Kytín (Kitin) is a municipality and village in Prague-West District in the Central Bohemian Region of the Czech Republic. It has about 600 inhabitants.

==Etymology==
The name is derived from the personal name Kýta, meaning "Kýta's".

==Geography==
Kytín is located about 25 km southwest of Prague. The eastern part of the municipality lies in the Benešov Uplands and the western part lies in the Brdy Highlands. The highest point is at 581 m above sea level.

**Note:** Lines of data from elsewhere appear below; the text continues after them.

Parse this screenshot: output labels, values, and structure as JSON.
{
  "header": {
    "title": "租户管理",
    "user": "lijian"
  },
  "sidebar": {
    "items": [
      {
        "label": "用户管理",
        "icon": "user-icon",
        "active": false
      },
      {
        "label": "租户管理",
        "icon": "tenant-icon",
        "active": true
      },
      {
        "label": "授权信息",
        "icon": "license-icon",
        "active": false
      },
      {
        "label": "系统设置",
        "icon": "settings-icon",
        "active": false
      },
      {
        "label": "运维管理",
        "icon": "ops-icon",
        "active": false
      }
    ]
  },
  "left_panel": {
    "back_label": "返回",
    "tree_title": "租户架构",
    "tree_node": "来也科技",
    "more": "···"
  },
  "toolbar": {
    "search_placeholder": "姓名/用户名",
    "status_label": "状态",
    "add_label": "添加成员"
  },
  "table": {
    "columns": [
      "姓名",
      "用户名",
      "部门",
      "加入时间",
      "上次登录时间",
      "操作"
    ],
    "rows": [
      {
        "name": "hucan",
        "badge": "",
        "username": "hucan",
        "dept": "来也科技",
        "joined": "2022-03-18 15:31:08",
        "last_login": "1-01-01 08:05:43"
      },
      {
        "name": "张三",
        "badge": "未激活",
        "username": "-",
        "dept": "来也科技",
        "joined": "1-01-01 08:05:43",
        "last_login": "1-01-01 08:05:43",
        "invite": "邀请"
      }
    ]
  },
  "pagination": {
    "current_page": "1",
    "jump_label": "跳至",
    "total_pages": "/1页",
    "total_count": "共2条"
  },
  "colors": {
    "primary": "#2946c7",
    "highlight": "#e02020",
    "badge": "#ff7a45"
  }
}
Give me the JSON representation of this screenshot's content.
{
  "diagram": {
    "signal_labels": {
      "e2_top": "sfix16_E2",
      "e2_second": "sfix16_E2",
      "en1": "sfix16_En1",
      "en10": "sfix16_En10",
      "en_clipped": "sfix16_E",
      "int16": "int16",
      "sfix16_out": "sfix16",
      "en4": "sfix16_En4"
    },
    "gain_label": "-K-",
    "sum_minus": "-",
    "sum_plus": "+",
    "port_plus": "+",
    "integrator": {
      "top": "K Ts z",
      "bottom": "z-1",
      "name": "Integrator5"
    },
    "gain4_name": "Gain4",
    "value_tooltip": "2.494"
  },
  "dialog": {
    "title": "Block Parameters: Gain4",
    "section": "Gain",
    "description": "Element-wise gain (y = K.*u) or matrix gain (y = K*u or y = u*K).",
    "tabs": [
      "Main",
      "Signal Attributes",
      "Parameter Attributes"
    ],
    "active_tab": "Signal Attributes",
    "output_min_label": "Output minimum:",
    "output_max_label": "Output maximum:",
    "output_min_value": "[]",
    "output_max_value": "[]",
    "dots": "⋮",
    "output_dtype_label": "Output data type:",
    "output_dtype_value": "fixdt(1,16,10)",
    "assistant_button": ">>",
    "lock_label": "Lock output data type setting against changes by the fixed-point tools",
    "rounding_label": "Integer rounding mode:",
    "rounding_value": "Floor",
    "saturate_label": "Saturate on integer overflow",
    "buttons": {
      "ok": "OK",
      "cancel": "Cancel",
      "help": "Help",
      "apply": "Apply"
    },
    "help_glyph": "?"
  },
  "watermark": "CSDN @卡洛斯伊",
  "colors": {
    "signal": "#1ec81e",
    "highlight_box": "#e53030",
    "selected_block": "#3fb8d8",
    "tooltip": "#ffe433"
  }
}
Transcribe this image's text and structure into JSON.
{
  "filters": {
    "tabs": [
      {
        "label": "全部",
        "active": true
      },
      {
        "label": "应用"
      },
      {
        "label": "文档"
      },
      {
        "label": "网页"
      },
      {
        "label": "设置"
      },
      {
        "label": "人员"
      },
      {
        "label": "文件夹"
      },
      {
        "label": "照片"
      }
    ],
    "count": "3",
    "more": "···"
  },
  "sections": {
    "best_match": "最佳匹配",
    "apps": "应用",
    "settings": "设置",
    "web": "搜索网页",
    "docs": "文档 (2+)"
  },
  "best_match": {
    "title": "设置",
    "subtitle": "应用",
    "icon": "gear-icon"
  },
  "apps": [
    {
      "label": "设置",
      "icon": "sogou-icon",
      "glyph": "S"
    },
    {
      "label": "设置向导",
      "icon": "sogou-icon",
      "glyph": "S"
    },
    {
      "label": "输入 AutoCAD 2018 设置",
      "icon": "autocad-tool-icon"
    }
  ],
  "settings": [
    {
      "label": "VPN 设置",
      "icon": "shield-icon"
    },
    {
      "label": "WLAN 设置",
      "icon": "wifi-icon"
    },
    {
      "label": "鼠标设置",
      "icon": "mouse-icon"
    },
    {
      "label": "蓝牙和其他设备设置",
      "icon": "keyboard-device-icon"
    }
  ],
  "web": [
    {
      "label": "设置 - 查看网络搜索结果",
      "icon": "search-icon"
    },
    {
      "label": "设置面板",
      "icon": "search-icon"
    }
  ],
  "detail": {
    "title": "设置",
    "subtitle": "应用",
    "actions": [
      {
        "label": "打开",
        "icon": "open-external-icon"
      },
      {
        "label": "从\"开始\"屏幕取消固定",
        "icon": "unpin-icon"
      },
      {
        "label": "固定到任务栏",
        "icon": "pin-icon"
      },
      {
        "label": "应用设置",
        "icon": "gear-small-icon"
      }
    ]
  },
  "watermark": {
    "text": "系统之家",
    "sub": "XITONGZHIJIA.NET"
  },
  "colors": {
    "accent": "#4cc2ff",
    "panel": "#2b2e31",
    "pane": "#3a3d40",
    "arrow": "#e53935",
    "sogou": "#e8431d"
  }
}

In addition to the village proper, the built-up area also consists of the cottage settlement of Chouzavá.

==History==
In the area of today's Kytín municipality, the villages of Korutany and Kdýčina were located already in the 10th–12th centuries, but they disappeared in the 17th century. The first written mention of Kytín is from 1321, when King John of Bohemia promoted the settlement to a market town. From 1357 to 1409, Kytín belonged to the Karlštejn estate, then it often changed hands. In 1541, the Wratislaw of Mitrovice family acquired Kytín.

In 1639, during the Thirty Years' War, Kytín was completely destroyed. It was restored in the following years, but only as a small village. The Wratislaws of Mitrovice sold the village to the Engel of Engelsfluss family in 1655. This family died out in 1743. After that, the owners of Kytín changed frequently again, mainly due to inheritance disputes. This lasted until 1849, when Kytín became an independent municipality.

==Transport==
There are no railways or major roads passing through the municipality. The D4 motorway from Prague to Písek runs near the eastern municipal border.

==Sights==
The main landmark of Kytín is the Church of the Assumption of the Virgin Mary. Originally a Gothic church from the 14th century, it was rebuilt in the early Baroque style in 1674. Further modifications took place in the 19th and 20th centuries.